My Store

Safety Planning for Pre-Teen Pedestrians

Safety Planning for Pre-Teen Pedestrians

Six Sidewalk and Intersection Lessons

Back to school means walking to school for many. Even if a child rides in a car pool or takes the bus, there could still be up to a block or more of walking involved at either end of the journey. Add off-site school and sports activities, and this means there are many situations where your child should be an alert and proactive pedestrian.

Young Pedestrians Have Different Needs

It’s important to remember that children see, hear, and process information differently than adults. They don’t have the developmental skills to adequately deal with all the complexities of street traffic and other variables. With everyone in motion, this puts kids under age 14 at a greater risk for pedestrian injuries than adults.

Prepare young people to walk safely around traffic, to be aware of their surroundings, and to learn about the safety resources that are present while they are walking.

Be Seen and Heard

With shorter days and season changes ahead, and also early class times and late sports practices, your child’s walking schedule may involve travelling on foot in the dark, at dawn, dusk, the early evening and in rainy and foggy weather.

Invest in reflective materials and insist they be worn. These materials bounce back light so the wearer can be seen immediately. Look for or install reflective materials on clothing, shoes, arm and leg bands, even backpacks and book bags. Reflectors should also be placed prominently on any bicycles or scooters that your child uses for transportation involving school or played with outdoors after school.

Assure your child that it’s okay to speak up, to warn others or get a distracted driver’s attention. While they may not want to call attention to themselves by doing so, the ability to protect their own wellbeing or the safety of their friends makes this something that should be encouraged.

Preparing the Young Pedestrian

We encourage and teach our children to play sports and engage in outdoor pursuits. To help them enjoy these activities and events fully, we should impart a similar working knowledge about road safety and traffic signs.

Discuss with your child how traffic signs, signals, and laws are needed to keep everyone safe while they are walking. A standard set of signs are used to communicate consistently and quickly to all drivers and pedestrians the way to behave. Traffic lights and crosswalk signals are used so that vehicle, bicycle and pedestrian traffic can flow smoothly on the streets.

Ask your child the meanings and responses to common traffic signs they need to know for walking and crossing the street. While you can review signs while at home, make it a practice when you are out driving or walking. Show them how vehicles come in different sizes, and how some vehicles are easier to see and some are more difficult. Show them situations where a large moving vehicle could actually be obscured by another large vehicle, a building or a curve in the road.
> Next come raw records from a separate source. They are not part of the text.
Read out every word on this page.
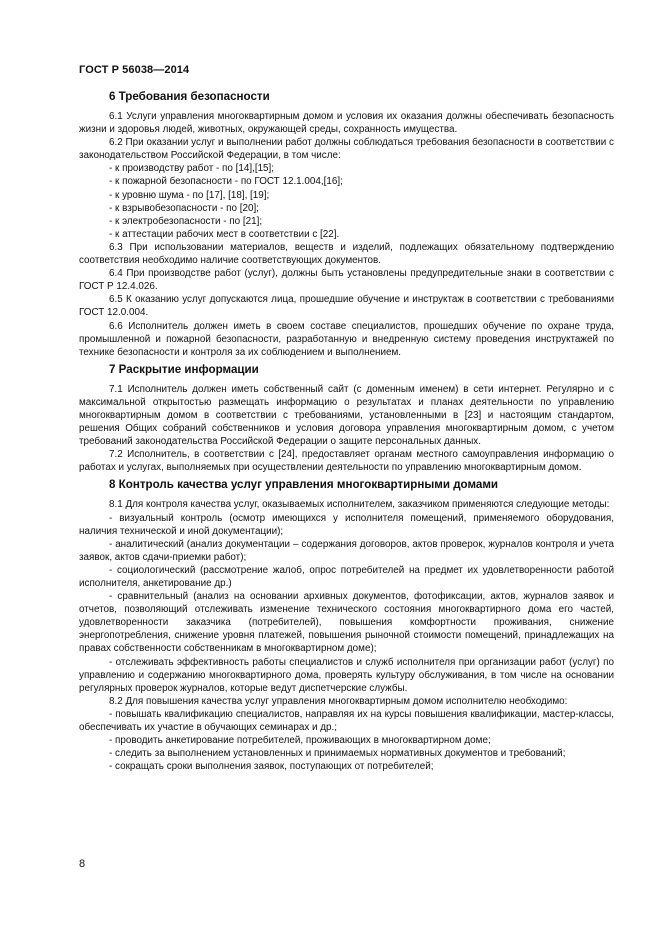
ГОСТ Р 56038—2014
6 Требования безопасности

6.1 Услуги управления многоквартирным домом и условия их оказания должны обеспечивать безопасность жизни и здоровья людей, животных, окружающей среды, сохранность имущества.

6.2 При оказании услуг и выполнении работ должны соблюдаться требования безопасности в соответствии с законодательством Российской Федерации, в том числе:

- к производству работ - по [14],[15];
- к пожарной безопасности - по ГОСТ 12.1.004,[16];
- к уровню шума - по [17], [18], [19];
- к взрывобезопасности - по [20];
- к электробезопасности - по [21];
- к аттестации рабочих мест в соответствии с [22].

6.3 При использовании материалов, веществ и изделий, подлежащих обязательному подтверждению соответствия необходимо наличие соответствующих документов.

6.4 При производстве работ (услуг), должны быть установлены предупредительные знаки в соответствии с ГОСТ Р 12.4.026.

6.5 К оказанию услуг допускаются лица, прошедшие обучение и инструктаж в соответствии с требованиями ГОСТ 12.0.004.

6.6 Исполнитель должен иметь в своем составе специалистов, прошедших обучение по охране труда, промышленной и пожарной безопасности, разработанную и внедренную систему проведения инструктажей по технике безопасности и контроля за их соблюдением и выполнением.

7 Раскрытие информации

7.1 Исполнитель должен иметь собственный сайт (с доменным именем) в сети интернет. Регулярно и с максимальной открытостью размещать информацию о результатах и планах деятельности по управлению многоквартирным домом в соответствии с требованиями, установленными в [23] и настоящим стандартом, решения Общих собраний собственников и условия договора управления многоквартирным домом, с учетом требований законодательства Российской Федерации о защите персональных данных.

7.2 Исполнитель, в соответствии с [24], предоставляет органам местного самоуправления информацию о работах и услугах, выполняемых при осуществлении деятельности по управлению многоквартирным домом.

8 Контроль качества услуг управления многоквартирными домами

8.1 Для контроля качества услуг, оказываемых исполнителем, заказчиком применяются следующие методы:

- визуальный контроль (осмотр имеющихся у исполнителя помещений, применяемого оборудования, наличия технической и иной документации);

- аналитический (анализ документации – содержания договоров, актов проверок, журналов контроля и учета заявок, актов сдачи-приемки работ);

- социологический (рассмотрение жалоб, опрос потребителей на предмет их удовлетворенности работой исполнителя, анкетирование др.)

- сравнительный (анализ на основании архивных документов, фотофиксации, актов, журналов заявок и отчетов, позволяющий отслеживать изменение технического состояния многоквартирного дома его частей, удовлетворенности заказчика (потребителей), повышения комфортности проживания, снижение энергопотребления, снижение уровня платежей, повышения рыночной стоимости помещений, принадлежащих на правах собственности собственникам в многоквартирном доме);

- отслеживать эффективность работы специалистов и служб исполнителя при организации работ (услуг) по управлению и содержанию многоквартирного дома, проверять культуру обслуживания, в том числе на основании регулярных проверок журналов, которые ведут диспетчерские службы.

8.2 Для повышения качества услуг управления многоквартирным домом исполнителю необходимо:

- повышать квалификацию специалистов, направляя их на курсы повышения квалификации, мастер-классы, обеспечивать их участие в обучающих семинарах и др.;

- проводить анкетирование потребителей, проживающих в многоквартирном доме;

- следить за выполнением установленных и принимаемых нормативных документов и требований;

- сокращать сроки выполнения заявок, поступающих от потребителей;

8
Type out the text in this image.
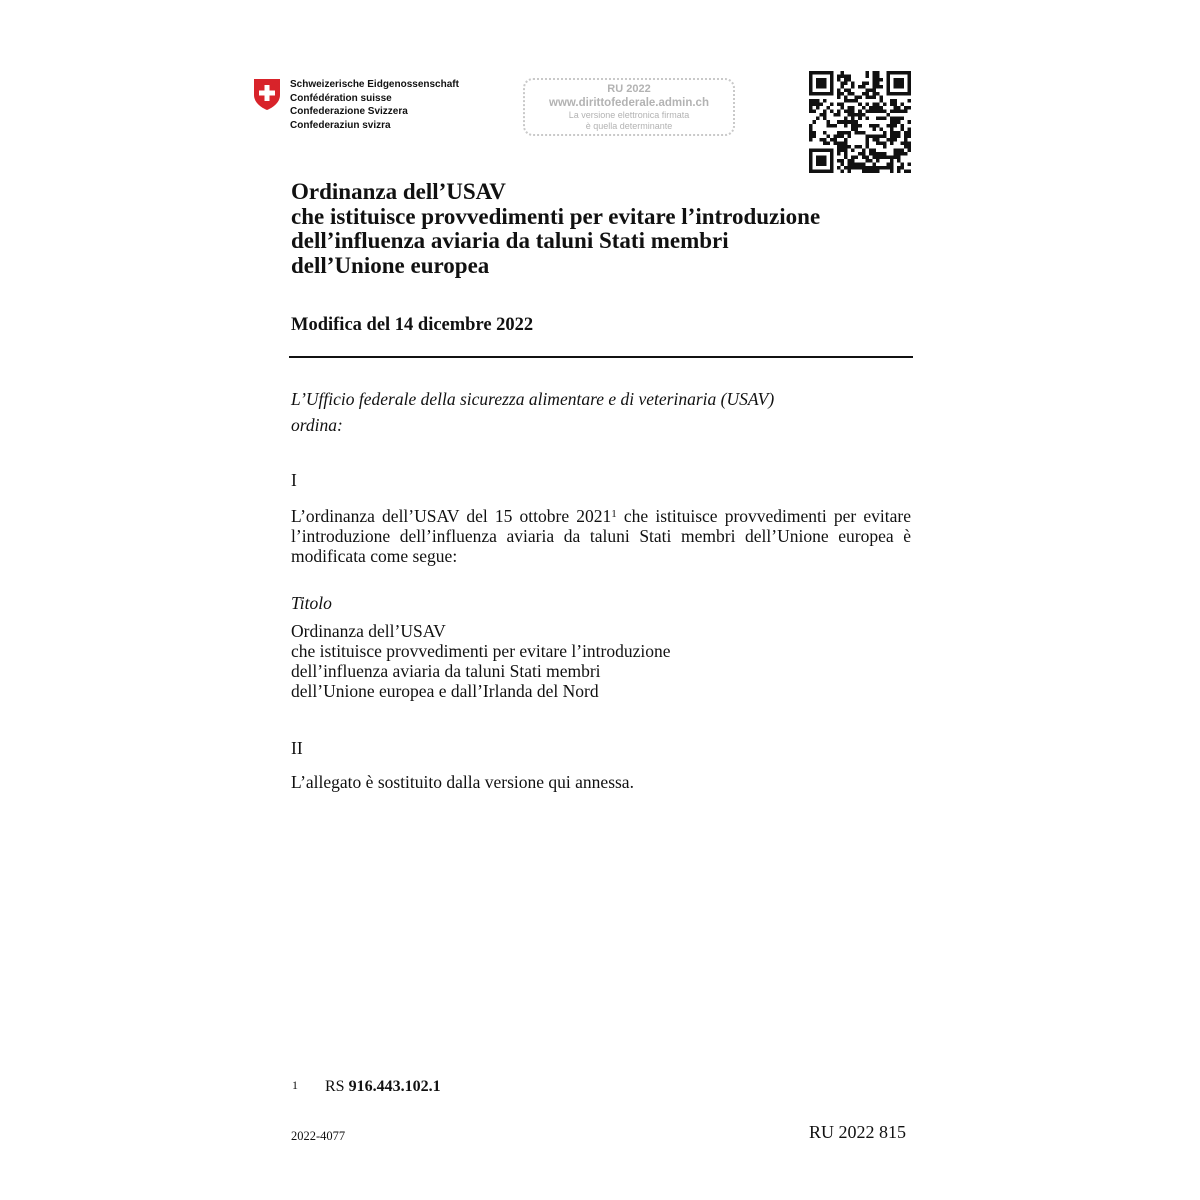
Schweizerische Eidgenossenschaft
Confédération suisse
Confederazione Svizzera
Confederaziun svizra
RU 2022
www.dirittofederale.admin.ch
La versione elettronica firmata
è quella determinante
Ordinanza dell’USAV
che istituisce provvedimenti per evitare l’introduzione
dell’influenza aviaria da taluni Stati membri
dell’Unione europea
Modifica del 14 dicembre 2022
L’Ufficio federale della sicurezza alimentare e di veterinaria (USAV)
ordina:
I
L’ordinanza dell’USAV del 15 ottobre 2021$^1$ che istituisce provvedimenti per evitare l’introduzione dell’influenza aviaria da taluni Stati membri dell’Unione europea è modificata come segue:
Titolo
Ordinanza dell’USAV
che istituisce provvedimenti per evitare l’introduzione
dell’influenza aviaria da taluni Stati membri
dell’Unione europea e dall’Irlanda del Nord
II
L’allegato è sostituito dalla versione qui annessa.
1 RS 916.443.102.1
2022-4077	RU 2022 815
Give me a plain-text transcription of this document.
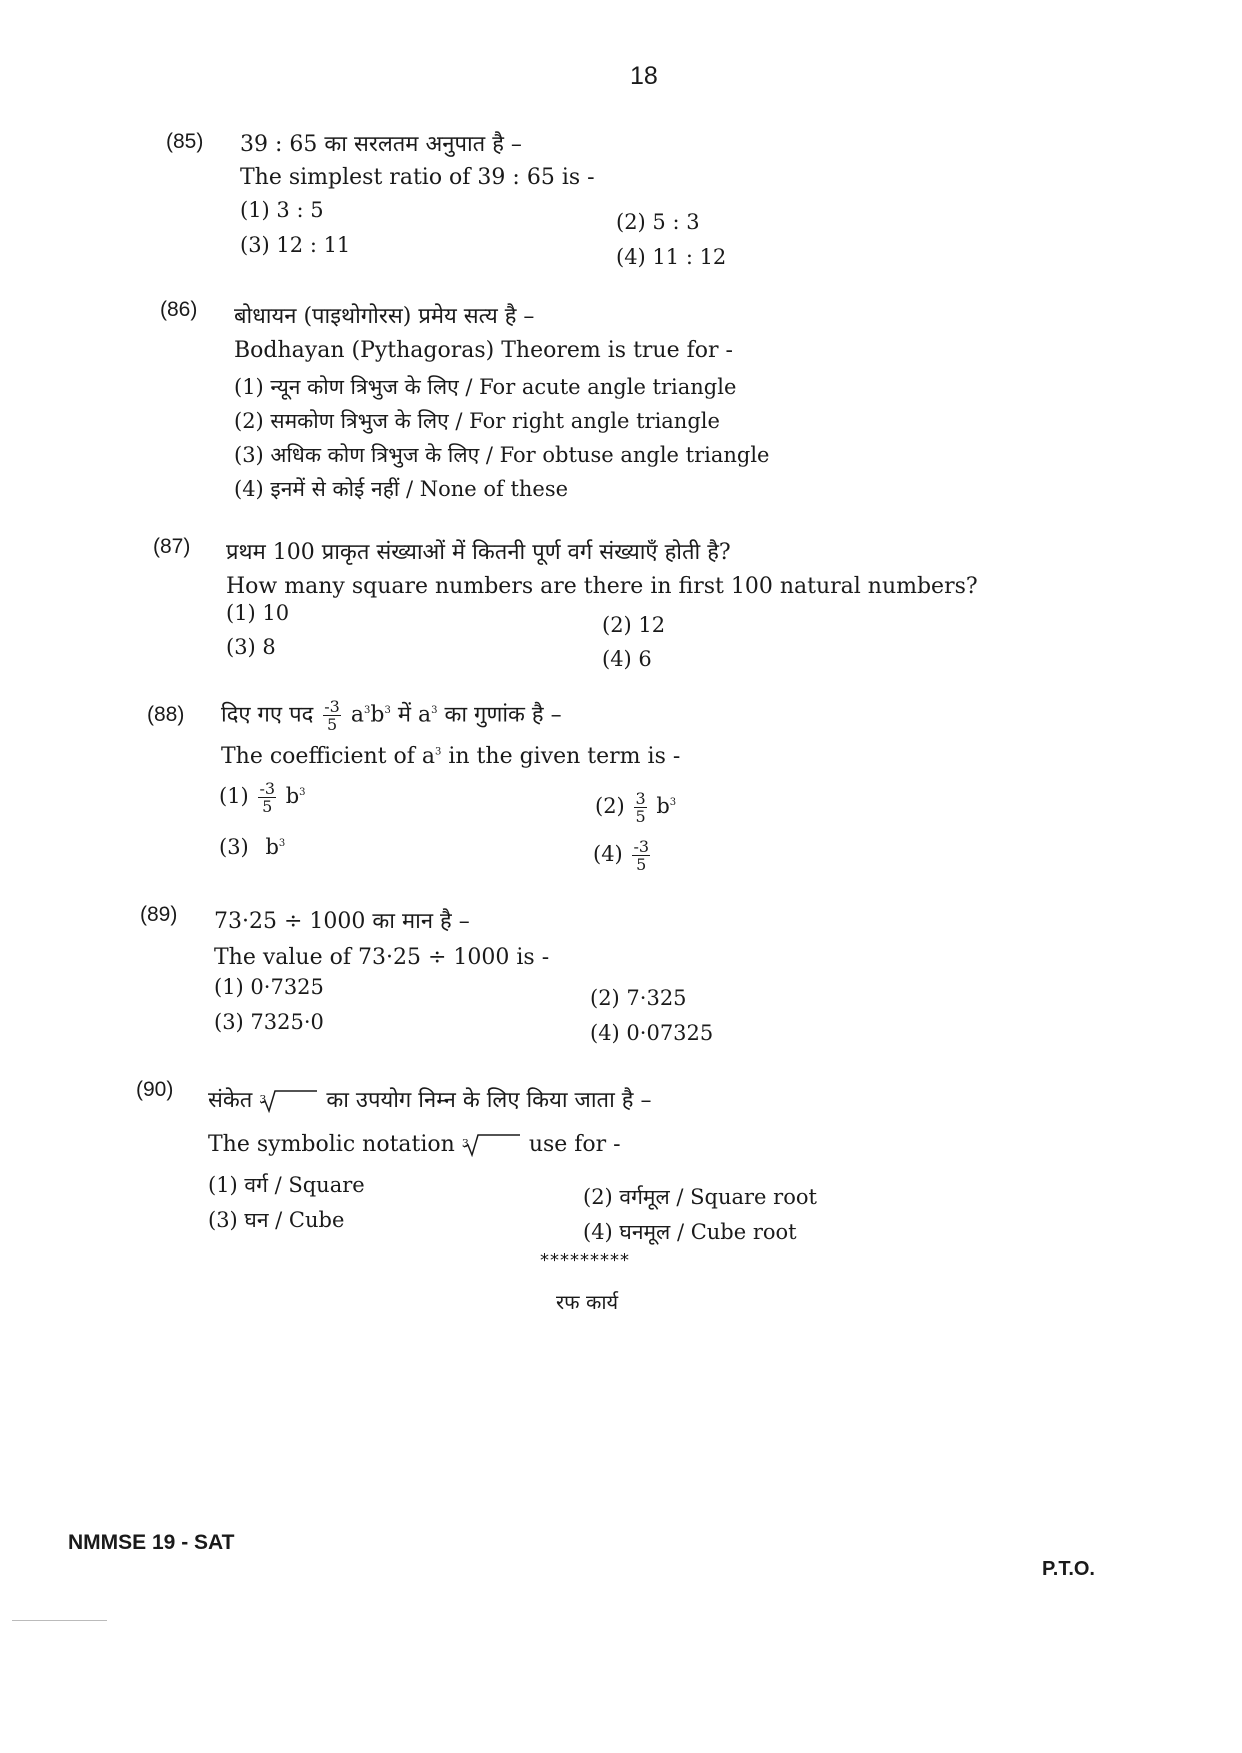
18
(85) 39 : 65 का सरलतम अनुपात है –
The simplest ratio of 39 : 65 is -
(1) 3 : 5	(2) 5 : 3
(3) 12 : 11	(4) 11 : 12
(86) बोधायन (पाइथोगोरस) प्रमेय सत्य है –
Bodhayan (Pythagoras) Theorem is true for -
(1) न्यून कोण त्रिभुज के लिए / For acute angle triangle
(2) समकोण त्रिभुज के लिए / For right angle triangle
(3) अधिक कोण त्रिभुज के लिए / For obtuse angle triangle
(4) इनमें से कोई नहीं / None of these
(87) प्रथम 100 प्राकृत संख्याओं में कितनी पूर्ण वर्ग संख्याएँ होती है?
How many square numbers are there in first 100 natural numbers?
(1) 10	(2) 12
(3) 8	(4) 6
(88) दिए गए पद $\frac{-3}{5} a^3b^3$ में $a^3$ का गुणांक है –
The coefficient of $a^3$ in the given term is -
$(1) \frac{-3}{5} b^3$
$(2) \frac{3}{5} b^3$
(3) $b^3$	$(4) \frac{-3}{5}$
(89) 73·25 ÷ 1000 का मान है –
The value of 73·25 ÷ 1000 is -
(1) 0·7325	(2) 7·325
(3) 7325·0	(4) 0·07325
(90) संकेत 3	का उपयोग निम्न के लिए किया जाता है –
The symbolic notation 3	use for -
(1) वर्ग / Square	(2) वर्गमूल / Square root
(3) घन / Cube	(4) घनमूल / Cube root
*********
रफ कार्य
NMMSE 19 - SAT
P.T.O.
Six Sidewalk and Intersection Lessons

Get them talking about streets and roads in the neighborhood, and why some might be more dangerous or safe than others. What about the streets where their friends live, or areas where they are on foot for sports practice and away games. Ask them to think about things they might wear to become more visible to other drivers or other people in motion such as cyclists and skaters.

Play a Traffic Game

Children learn the most when the education is fun and engaging. There’s every reason to go outside and role play all the different street experiences they may encounter on the way to school, or after school heading home or to team practice. Create a busy intersection indoors with tape or outdoors with chalk, and rotate letting your child play the role of the pedestrian and the driver with you or other children. Call out different situations and see how they respond instinctively. If you notice a pattern that concerns you, stop the game and teach from the situation you have observed. As your child becomes more knowledgeable at playing the traffic game, praise them and give them more difficult challenges to consider.

Get Outside to Learn

Graduate from the intersection game by going to different crosswalks that your child may encounter, and make it a natural part of a walk through the neighborhood and exploring the outdoors on foot. Everyone will have some exercise and see up close how to be a safe and responsible walker.